The remote sensing field witnesses an explosion in the amount of available data, with petabytes of data being gathered by single satellites every year. Such data allow the identification of fine details in the landscape and the recent breakthroughs in artificial intelligence (AI) facilitate application areas such as agricultural monitoring, infrastructure management, mapping forest development, and many others. Applying AI models on a global scale can become extremely time-consuming with analyses potentially taking weeks, months, or even years. This project aims at the development of highly-efficient parallel implementations for AI methods that allow to detect and monitor “changes” visible in time series satellite data. Collaboration with the University of Copenhagen (Cosmin Oancea and Marcos Vaz Sallies). Supported by the Independent Research Fund Denmark (DFF).

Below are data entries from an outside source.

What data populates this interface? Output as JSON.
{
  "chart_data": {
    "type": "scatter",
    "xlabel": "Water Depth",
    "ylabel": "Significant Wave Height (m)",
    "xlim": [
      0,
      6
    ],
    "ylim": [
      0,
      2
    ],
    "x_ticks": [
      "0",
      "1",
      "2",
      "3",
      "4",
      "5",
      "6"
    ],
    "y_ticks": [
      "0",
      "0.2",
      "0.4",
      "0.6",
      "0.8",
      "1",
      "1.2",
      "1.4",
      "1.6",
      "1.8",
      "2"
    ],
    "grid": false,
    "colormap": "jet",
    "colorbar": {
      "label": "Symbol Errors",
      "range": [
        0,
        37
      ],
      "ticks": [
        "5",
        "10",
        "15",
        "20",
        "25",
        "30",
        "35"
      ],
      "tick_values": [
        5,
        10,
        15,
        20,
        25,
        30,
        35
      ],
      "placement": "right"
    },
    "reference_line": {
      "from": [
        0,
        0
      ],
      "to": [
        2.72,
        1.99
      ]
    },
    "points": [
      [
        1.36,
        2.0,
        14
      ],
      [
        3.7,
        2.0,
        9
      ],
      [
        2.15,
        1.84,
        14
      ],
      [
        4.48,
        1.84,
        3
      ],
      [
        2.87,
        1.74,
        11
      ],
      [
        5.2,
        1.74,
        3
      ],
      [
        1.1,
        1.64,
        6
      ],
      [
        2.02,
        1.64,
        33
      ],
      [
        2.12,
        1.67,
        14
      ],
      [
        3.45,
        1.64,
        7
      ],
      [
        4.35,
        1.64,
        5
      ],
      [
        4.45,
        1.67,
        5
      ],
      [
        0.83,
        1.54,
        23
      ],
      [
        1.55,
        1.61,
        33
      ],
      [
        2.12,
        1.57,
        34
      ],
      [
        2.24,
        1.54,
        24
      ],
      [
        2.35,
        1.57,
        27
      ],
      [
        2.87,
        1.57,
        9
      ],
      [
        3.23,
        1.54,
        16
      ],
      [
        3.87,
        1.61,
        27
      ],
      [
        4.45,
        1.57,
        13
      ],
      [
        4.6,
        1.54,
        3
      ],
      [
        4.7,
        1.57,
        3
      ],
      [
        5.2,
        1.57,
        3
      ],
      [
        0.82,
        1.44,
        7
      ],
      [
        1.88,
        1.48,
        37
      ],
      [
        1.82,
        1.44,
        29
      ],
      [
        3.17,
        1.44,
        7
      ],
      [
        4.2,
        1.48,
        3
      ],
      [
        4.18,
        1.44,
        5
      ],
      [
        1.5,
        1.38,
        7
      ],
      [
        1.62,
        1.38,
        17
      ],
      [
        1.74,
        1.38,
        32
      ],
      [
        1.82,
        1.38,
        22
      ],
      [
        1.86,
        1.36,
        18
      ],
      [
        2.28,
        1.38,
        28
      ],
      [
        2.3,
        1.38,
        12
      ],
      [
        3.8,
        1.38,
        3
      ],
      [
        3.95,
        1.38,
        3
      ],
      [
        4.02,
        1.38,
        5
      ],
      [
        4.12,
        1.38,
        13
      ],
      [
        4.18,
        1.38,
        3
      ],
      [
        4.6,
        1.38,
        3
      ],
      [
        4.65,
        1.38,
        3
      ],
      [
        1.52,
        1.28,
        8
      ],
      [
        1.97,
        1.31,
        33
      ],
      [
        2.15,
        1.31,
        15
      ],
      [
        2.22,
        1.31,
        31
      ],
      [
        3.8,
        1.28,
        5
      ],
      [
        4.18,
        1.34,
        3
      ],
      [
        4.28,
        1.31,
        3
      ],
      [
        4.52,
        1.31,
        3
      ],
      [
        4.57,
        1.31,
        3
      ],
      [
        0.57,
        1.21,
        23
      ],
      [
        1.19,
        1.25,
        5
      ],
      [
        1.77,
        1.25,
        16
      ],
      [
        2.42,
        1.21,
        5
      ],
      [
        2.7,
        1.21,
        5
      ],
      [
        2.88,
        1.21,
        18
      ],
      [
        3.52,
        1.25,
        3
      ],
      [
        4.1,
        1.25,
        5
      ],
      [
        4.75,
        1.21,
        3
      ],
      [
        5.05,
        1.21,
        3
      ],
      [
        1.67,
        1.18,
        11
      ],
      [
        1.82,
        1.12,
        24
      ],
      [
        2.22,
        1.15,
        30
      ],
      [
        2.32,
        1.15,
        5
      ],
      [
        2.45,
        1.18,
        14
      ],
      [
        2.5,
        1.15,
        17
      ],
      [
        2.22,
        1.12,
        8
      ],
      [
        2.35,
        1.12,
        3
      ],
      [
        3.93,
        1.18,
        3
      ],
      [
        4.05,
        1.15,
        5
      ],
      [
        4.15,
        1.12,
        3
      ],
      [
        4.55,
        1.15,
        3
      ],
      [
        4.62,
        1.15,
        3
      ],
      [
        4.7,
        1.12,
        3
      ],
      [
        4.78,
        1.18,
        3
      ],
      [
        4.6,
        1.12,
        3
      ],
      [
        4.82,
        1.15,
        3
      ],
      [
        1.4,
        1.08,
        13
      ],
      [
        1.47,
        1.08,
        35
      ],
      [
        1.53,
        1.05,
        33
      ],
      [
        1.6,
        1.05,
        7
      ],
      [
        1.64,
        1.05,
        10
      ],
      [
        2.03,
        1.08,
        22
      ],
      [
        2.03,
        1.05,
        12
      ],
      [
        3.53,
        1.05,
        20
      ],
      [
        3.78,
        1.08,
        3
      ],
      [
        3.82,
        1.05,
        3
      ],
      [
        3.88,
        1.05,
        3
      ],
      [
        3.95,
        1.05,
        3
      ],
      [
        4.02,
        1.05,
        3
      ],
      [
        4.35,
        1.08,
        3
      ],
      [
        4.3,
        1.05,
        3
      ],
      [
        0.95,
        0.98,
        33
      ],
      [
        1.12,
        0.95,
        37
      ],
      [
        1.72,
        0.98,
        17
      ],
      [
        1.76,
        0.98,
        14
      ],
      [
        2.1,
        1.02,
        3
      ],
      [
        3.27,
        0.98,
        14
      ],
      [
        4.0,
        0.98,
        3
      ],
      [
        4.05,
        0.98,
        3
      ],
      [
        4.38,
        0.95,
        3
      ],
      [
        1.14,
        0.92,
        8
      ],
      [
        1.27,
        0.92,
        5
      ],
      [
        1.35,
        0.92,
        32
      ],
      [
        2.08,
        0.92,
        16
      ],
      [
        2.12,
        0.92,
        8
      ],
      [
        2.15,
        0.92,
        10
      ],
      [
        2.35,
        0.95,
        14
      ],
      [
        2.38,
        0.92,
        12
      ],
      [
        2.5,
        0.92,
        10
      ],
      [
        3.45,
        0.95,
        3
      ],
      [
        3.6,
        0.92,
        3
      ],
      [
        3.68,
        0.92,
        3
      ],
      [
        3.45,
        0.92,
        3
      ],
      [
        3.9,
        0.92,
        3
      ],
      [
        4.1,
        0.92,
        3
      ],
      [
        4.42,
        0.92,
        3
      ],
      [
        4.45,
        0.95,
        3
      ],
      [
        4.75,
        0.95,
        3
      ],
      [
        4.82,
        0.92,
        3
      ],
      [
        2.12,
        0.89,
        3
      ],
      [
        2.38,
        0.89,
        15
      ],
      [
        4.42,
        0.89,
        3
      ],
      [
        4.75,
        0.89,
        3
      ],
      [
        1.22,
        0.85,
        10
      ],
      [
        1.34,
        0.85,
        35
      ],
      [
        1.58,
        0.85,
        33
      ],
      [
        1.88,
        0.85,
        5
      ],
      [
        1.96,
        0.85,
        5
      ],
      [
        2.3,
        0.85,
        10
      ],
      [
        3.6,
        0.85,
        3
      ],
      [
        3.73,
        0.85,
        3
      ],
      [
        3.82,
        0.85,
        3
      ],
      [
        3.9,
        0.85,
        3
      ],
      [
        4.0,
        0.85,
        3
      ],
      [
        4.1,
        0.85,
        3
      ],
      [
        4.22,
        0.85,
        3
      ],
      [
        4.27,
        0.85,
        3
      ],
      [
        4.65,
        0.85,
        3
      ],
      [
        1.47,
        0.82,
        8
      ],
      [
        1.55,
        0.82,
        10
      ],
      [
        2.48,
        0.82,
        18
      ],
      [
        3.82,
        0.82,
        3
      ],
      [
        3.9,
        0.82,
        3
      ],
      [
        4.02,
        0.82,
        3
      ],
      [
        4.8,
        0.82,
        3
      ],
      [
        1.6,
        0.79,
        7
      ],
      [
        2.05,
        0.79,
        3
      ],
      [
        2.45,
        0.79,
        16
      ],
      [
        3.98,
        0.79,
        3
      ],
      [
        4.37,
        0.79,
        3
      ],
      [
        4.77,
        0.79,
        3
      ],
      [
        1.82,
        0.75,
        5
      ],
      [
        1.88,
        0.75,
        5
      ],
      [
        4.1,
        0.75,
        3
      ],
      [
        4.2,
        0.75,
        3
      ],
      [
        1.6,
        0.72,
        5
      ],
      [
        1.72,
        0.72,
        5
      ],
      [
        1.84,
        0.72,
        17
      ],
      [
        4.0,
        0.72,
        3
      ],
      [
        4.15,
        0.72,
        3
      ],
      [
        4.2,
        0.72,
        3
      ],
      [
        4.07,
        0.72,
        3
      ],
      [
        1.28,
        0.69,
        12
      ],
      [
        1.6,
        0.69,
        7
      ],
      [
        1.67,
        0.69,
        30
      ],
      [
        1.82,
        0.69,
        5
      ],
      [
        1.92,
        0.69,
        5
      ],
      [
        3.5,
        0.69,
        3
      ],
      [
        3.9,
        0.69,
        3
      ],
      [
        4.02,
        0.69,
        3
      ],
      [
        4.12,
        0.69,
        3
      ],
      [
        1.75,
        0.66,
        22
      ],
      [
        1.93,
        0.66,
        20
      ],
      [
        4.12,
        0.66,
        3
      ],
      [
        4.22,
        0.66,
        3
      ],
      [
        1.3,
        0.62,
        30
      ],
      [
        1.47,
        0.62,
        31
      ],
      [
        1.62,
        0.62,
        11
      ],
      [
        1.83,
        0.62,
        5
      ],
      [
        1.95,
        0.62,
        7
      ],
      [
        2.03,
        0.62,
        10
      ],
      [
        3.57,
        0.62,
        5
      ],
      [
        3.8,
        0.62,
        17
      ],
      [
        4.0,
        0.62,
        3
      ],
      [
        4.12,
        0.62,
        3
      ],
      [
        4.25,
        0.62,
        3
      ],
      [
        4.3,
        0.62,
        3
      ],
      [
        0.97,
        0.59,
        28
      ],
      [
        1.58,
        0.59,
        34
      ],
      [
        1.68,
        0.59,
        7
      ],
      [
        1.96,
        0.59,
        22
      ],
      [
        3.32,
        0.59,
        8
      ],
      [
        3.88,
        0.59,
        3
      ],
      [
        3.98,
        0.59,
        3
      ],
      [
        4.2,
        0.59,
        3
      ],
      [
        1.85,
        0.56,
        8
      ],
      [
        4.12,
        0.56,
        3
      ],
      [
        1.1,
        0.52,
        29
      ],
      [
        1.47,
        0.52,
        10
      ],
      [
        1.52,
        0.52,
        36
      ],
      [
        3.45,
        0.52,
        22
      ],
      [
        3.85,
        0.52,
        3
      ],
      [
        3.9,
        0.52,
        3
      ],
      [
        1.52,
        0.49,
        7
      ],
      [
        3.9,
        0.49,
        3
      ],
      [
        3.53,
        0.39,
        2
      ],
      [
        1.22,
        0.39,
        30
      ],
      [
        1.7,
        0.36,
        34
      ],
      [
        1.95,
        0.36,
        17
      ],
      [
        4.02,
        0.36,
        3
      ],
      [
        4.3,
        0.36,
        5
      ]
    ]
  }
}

DeepCrop: Quantification of Carbon Stocks via Deep Learning

Recent technological developments in deep learning and drone-borne Lidar scanners pave the way for constraining the uncertainty inherent to quantify and project ecosystems' carbon (C) stocks. With a rising demand for biomass, DeepCrop aims to precisely measure above ground biomass and to estimate C sinks in croplands and forests. The ambition is to bridge expertise of experimental and computer scientists to develop novel tools for the automated processing of Lidar data utilizing deep learning and drones. Joint work with the University of Copenhagen (Katerina Trepekli, Thomas Friborg, Christian Igel). This project is, in part, supported by the Villum Foundation and the Data+ program of the University of Copenhagen.